Why does this matter? Obviously, large companies won’t move their businesses into GitHub repos (yet!). But, AI-native startups will grow and I think this vibe everything approach will become a core part of company building.

Here are 3 ways I see this playing out:

  1. There are many existing SaaS apps that don’t need to be re-built. HRIS systems (e.g. Rippling) come to mind as a prime example; it would be silly for a start-up to build out all of the regulatory logic/workflows into their own in-house app. Instead of building their own, IDE dwellers will want to interface with these apps programmatically using Model Context Protocol (MCP) (“Update my board deck in my company strategy folder with our org chart from Rippling”). If existing apps fail to create a programmatic interface, we could see new players that are MCP-first (with only a lightweight UI) that compete with them.

  2. I think business critical software like Hubspot will be exploded into 5-20 modular sub-components available via API, enabling AI native start-ups to easily create their own software for core business apps. For example, the founder who built the CRM wanted to use a hosted API service for writing cold email campaigns with built-in best practices. There’s a big opportunity for new start-ups to build these modular app components.
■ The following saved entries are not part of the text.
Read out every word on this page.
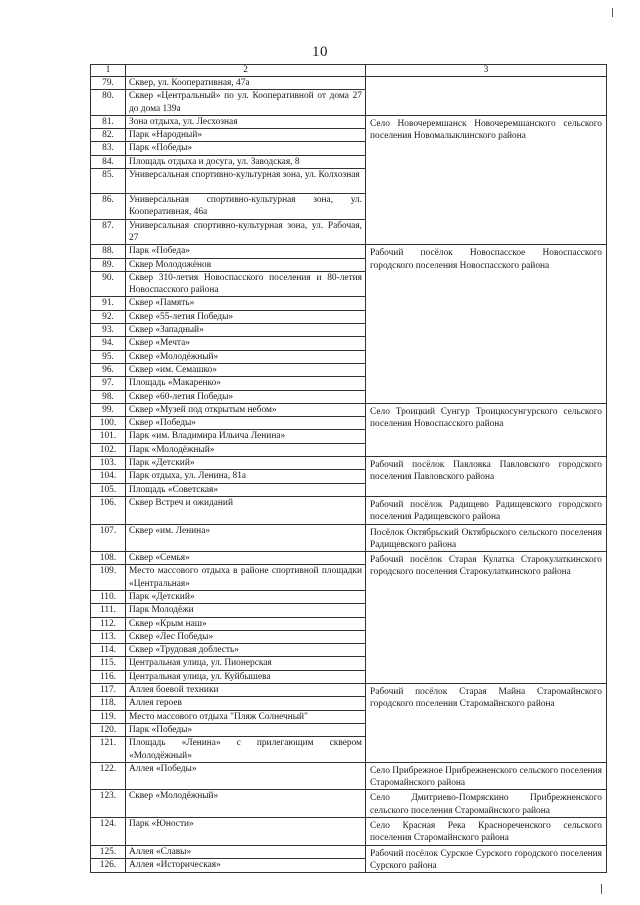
10
1	2	3
79.	Сквер, ул. Кооперативная, 47а	
80.	Сквер «Центральный» по ул. Кооперативной от дома 27 до дома 139а	
81.	Зона отдыха, ул. Лесхозная	Село Новочеремшанск Новочеремшанского сельского поселения Новомалыклинского района
82.	Парк «Народный»	
83.	Парк «Победы»	
84.	Площадь отдыха и досуга, ул. Заводская, 8	
85.	Универсальная спортивно-культурная зона, ул. Колхозная	
86.	Универсальная спортивно-культурная зона, ул. Кооперативная, 46а	
87.	Универсальная спортивно-культурная зона, ул. Рабочая, 27	
88.	Парк «Победа»	Рабочий посёлок Новоспасское Новоспасского городского поселения Новоспасского района
89.	Сквер Молодожёнов	
90.	Сквер 310-летия Новоспасского поселения и 80-летия Новоспасского района	
91.	Сквер «Память»	
92.	Сквер «55-летия Победы»	
93.	Сквер «Западный»	
94.	Сквер «Мечта»	
95.	Сквер «Молодёжный»	
96.	Сквер «им. Семашко»	
97.	Площадь «Макаренко»	
98.	Сквер «60-летия Победы»	
99.	Сквер «Музей под открытым небом»	Село Троицкий Сунгур Троицкосунгурского сельского поселения Новоспасского района
100.	Сквер «Победы»	
101.	Парк «им. Владимира Ильича Ленина»	
102.	Парк «Молодёжный»	
103.	Парк «Детский»	Рабочий посёлок Павловка Павловского городского поселения Павловского района
104.	Парк отдыха, ул. Ленина, 81а	
105.	Площадь «Советская»	
106.	Сквер Встреч и ожиданий	Рабочий посёлок Радищево Радищевского городского поселения Радищевского района
107.	Сквер «им. Ленина»	Посёлок Октябрьский Октябрьского сельского поселения Радищевского района
108.	Сквер «Семья»	Рабочий посёлок Старая Кулатка Старокулаткинского городского поселения Старокулаткинского района
109.	Место массового отдыха в районе спортивной площадки «Центральная»	
110.	Парк «Детский»	
111.	Парк Молодёжи	
112.	Сквер «Крым наш»	
113.	Сквер «Лес Победы»	
114.	Сквер «Трудовая доблесть»	
115.	Центральная улица, ул. Пионерская	
116.	Центральная улица, ул. Куйбышева	
117.	Аллея боевой техники	Рабочий посёлок Старая Майна Старомайнского городского поселения Старомайнского района
118.	Аллея героев	
119.	Место массового отдыха "Пляж Солнечный"	
120.	Парк «Победы»	
121.	Площадь «Ленина» с прилегающим сквером «Молодёжный»	
122.	Аллея «Победы»	Село Прибрежное Прибрежненского сельского поселения Старомайнского района
123.	Сквер «Молодёжный»	Село Дмитриево-Помряскино Прибрежненского сельского поселения Старомайнского района
124.	Парк «Юности»	Село Красная Река Краснореченского сельского поселения Старомайнского района
125.	Аллея «Славы»	Рабочий посёлок Сурское Сурского городского поселения Сурского района
126.	Аллея «Историческая»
  3. Finally, some currently popular apps won’t be used by AI native start-ups. I’ve found myself using Google Docs only in particularly situations where I need collaborative feedback (e.g. like this blog post). Even Notion, which has nailed AI integration, is not necessary for most work that I do. I imagine this will accelerate once some kind of collaborative / multiplayer Cursor/IDE is created.

Vibe everything

Did I convince you to dive in? Maybe it’s all a little overwhelming? If you want a place to start, here’s a suggestion. Download Cursor. Switch into Agent mode in the menu at the bottom of the chat.

Now think of the next task on your to-do list that involves creating any kind of output. Type in the prompt: “I want to make a ___. How should we start?”